I think that CAS does an API ping to check availability. At least that's
what I saw in the code when I took a peak a couple of months ago. We're
also on DUO1, and that was succeeding during the DUO1 outages. In fact,
it immediately succeeded. I even called out the fact that this was
happening to Duo, and they directed me to the contingency plan document.
The issue during those outages was that all of the requests were queuing
up, and so the connection was alive, but nothing useful was happening.
Not sure what sort of timeouts are involved, but they are quite long.
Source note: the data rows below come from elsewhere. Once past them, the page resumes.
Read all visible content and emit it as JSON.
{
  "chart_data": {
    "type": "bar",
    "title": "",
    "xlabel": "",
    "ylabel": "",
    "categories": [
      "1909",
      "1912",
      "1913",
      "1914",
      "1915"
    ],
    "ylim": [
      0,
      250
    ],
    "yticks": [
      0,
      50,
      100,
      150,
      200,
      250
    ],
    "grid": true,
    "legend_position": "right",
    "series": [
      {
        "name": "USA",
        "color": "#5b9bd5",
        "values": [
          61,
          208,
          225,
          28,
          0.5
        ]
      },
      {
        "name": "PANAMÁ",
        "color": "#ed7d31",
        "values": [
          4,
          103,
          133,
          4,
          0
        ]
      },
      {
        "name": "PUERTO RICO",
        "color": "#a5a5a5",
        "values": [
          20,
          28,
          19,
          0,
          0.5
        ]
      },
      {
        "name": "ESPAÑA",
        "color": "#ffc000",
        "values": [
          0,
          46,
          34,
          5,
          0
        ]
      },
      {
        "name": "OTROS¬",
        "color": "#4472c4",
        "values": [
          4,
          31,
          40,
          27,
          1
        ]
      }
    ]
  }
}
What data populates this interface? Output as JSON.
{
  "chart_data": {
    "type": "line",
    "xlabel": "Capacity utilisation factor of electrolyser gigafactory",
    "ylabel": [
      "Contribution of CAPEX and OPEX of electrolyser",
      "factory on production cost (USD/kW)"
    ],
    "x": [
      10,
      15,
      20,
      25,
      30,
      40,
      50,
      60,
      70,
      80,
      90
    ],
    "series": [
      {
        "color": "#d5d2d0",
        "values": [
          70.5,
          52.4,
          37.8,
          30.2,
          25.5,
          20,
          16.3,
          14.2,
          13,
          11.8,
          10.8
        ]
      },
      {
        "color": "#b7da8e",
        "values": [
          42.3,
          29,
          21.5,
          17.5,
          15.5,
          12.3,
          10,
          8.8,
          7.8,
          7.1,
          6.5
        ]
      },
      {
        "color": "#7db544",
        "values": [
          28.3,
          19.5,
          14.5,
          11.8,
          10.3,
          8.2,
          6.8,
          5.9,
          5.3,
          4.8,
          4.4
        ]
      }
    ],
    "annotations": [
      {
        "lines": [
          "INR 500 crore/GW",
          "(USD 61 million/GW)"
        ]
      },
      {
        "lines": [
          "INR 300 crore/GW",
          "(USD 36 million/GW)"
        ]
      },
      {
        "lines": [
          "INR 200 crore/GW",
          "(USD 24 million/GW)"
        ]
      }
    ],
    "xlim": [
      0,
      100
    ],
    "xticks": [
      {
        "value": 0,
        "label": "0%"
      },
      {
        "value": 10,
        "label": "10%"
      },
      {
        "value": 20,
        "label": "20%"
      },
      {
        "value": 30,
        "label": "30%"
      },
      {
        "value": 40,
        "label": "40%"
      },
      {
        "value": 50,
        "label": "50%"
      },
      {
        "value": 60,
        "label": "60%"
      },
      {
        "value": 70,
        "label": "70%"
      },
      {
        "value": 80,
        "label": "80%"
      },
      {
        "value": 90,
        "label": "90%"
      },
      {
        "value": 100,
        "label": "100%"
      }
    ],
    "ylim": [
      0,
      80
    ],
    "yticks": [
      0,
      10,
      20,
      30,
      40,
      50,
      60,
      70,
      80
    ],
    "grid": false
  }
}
During the first outage, it was failing for us at the Duo widget display
screen. During the second outage, it was failing after credentials, but
before the widget screen. I haven't looked, but I'm guessing that CAS is
doing some sort of pre-auth or other API check after login, and before
widget display to decide if that should be invoked. Given that the page
rendered, but the widget didn't, it looks like the failure from the
first outage (at least for us) was a timeout on the browser side, which
isn't something that CAS will be able to detect. Being able to timeout
on the CAS side quickly would have helped with the second time. I don't
think we're configured to fail open, but I also don't think that would
have helped.
How are you deciding to do Duo? We're doing a AD group check. So our
contingency was/is to change the config file to any group that doesn't
match an existing group. Then the local check fails and it doesn't even
try Duo. That requires human intervention. But a quick touch of the
config file after change causes it to immediately reload and take the
changes into effect. We do something similar with Shibboleth IdP for
InCommon.